Reforma Tributária

Em jantar com deputados, Tarcísio pede mudanças na reforma tributária

Governador pediu ajuda da bancada paulista na Câmara para alterar texto sobre FDR e o conselho federativo que vai administrar futuro imposto único

Tarcísio promoveu jantar com 30 deputados da bancada paulista para discutir a reforma tributária. Tarcísio promoveu jantar com 30 deputados da bancada paulista para discutir a reforma tributária.  - Foto: Reprodução

O governador Tarcísio de Freitas (Republicanos) realizou na noite deste domingo, no Palácio dos Bandeirantes, um jantar com 30 deputados federais da bancada paulista no qual expôs suas discordâncias com a proposta de reforma tributária que tramita na Câmara dos Deputados. Havia tanto parlamentares de partidos da base de Tarcísio, como PL, PSD e União Brasil, quanto da esquerda, como PT e PSB.

Tarcísio fez uma apresentação que durou cerca de 30 minutos e depois falou o secretário estadual da Fazenda, Samuel Kinoshita.
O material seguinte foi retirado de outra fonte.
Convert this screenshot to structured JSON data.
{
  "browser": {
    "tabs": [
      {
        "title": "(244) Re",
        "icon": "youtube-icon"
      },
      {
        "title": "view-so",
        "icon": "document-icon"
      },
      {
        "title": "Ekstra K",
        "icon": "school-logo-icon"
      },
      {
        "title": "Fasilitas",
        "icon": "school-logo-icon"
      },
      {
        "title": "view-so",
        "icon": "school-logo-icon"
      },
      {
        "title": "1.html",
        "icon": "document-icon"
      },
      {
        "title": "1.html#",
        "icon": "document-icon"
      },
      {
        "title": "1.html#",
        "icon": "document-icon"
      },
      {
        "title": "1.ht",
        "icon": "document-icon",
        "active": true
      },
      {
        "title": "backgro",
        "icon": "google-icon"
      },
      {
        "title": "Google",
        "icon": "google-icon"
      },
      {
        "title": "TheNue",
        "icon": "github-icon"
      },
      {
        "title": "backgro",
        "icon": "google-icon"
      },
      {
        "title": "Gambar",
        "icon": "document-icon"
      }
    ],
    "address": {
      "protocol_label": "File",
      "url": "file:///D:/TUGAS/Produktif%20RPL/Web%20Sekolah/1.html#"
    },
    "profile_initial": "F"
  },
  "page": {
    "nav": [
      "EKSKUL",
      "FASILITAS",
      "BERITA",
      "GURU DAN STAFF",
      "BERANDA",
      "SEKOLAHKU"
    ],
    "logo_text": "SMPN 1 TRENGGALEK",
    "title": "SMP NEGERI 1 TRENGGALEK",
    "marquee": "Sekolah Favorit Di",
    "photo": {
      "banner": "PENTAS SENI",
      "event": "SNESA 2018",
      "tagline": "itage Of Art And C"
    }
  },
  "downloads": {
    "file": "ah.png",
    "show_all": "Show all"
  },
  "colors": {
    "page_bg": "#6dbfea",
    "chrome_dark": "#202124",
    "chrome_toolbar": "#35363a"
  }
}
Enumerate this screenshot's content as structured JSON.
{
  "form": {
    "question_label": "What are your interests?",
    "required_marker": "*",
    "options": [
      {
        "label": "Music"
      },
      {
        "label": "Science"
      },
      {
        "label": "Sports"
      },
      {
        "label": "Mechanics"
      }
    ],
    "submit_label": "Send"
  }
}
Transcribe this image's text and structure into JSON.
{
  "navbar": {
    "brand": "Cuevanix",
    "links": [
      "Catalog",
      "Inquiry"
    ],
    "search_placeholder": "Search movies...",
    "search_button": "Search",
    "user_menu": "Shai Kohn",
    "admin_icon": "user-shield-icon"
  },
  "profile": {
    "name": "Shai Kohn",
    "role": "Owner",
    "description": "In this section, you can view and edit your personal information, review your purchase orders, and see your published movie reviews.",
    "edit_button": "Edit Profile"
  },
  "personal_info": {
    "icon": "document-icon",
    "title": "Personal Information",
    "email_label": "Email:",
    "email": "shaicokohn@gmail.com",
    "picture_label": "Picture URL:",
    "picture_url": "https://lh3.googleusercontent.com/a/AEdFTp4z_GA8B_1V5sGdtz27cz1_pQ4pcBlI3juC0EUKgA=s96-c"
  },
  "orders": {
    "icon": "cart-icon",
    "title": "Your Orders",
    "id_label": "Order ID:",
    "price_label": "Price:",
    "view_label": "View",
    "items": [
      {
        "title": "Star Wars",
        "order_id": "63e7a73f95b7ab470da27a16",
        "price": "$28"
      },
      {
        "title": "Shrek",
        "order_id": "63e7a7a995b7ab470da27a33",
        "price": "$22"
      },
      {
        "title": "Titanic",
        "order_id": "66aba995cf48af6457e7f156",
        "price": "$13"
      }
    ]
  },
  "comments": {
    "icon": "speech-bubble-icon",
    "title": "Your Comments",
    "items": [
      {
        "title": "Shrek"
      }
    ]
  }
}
De acordo com deputados ouvidos pelo Globo, eles se mostraram “a favor de 90% da reforma”, mas pedem o apoio dos parlamentares na mudança de alguns pontos.

Um deles é a criação de um conselho federativo que vai gerir a arrecadação do novo Imposto sobre Bens e Serviços (IBS), que vai unificar o ISS e o ICMS, para que um estado não fique devendo ao outro, já que o imposto arrecadado durante as etapas de produção seria descontado e depois redistribuído aos estados. Tarcísio argumenta que transferir o tributo recolhido em São Paulo para o conselho faria o estado perder autonomia sobre sua própria arrecadação.

Outro ponto de preocupação do governo é sobre o Fundo de Desenvolvimento Regional (FDR), para investimentos nos estados e de caráter permanente. A proposta é que esse fundo tenha em torno de 40 bilhões, com aporte feito pela União. Mas o governo Tarcísio expressou, no jantar, a preocupação com o quanto São Paulo poderia acessar desses recursos, já que estados mais pobres devem ter prioridade. Ele argumentou que o estado também precisa desse dinheiro pois tem o segundo maior número de beneficiários do Bolsa Família do país, e defende usar esse dado como critério para ser mais beneficiado.

— Ele disse que São Paulo teria direito a apenas R$ 1 bilhão desses 40, sendo que o estado de São Paulo é onde tem o maior número de beneficiários Bolsa Família, a maior quantidade de favelas. A gente tem gente na pobreza em São Paulo e não é justo a gente ficar fora desse fundo. O governo não quer que seja proporcional ao tamanho do estado, porque aí ficaria R$ 10 bilhões para São Paulo, mas que seja mais justo para fazer uma distribuição social, que ao invés de R$ 1 bi, São Paulo ficasse com cerca de R$ 6 bilhões — contou o deputado Capitão Augusto (PL-SP), que estava presente.

Vitor Lippi (PSDB-SP), que integrou o grupo de trabalho da reforma tributária, e o deputado Baleia Rossi (MDB-SP), que é o autor da proposta inicial da reforma tributária discutida no Legislativo, também fizeram uma fala durante o jantar.

Rossi afirma que vai levar as ideias de Tarcísio para o relator Aguinaldo Ribeiro (PP-PB) ainda nesta segunda, e a expectativa é que o texto seja votado até sexta-feira. As propostas devem ser suprapartidárias e unir parlamentares da esquerda e direita em prol de beneficiar São Paulo.

Arnaldo Chinaglia (PT-SP), que também estava presente no jantar, afirmou que o estado de São Paulo “tem um grande peso” na negociação da reforma tributária, mas é necessário fazer “uma aproximação dos pontos de vista” entre os estados.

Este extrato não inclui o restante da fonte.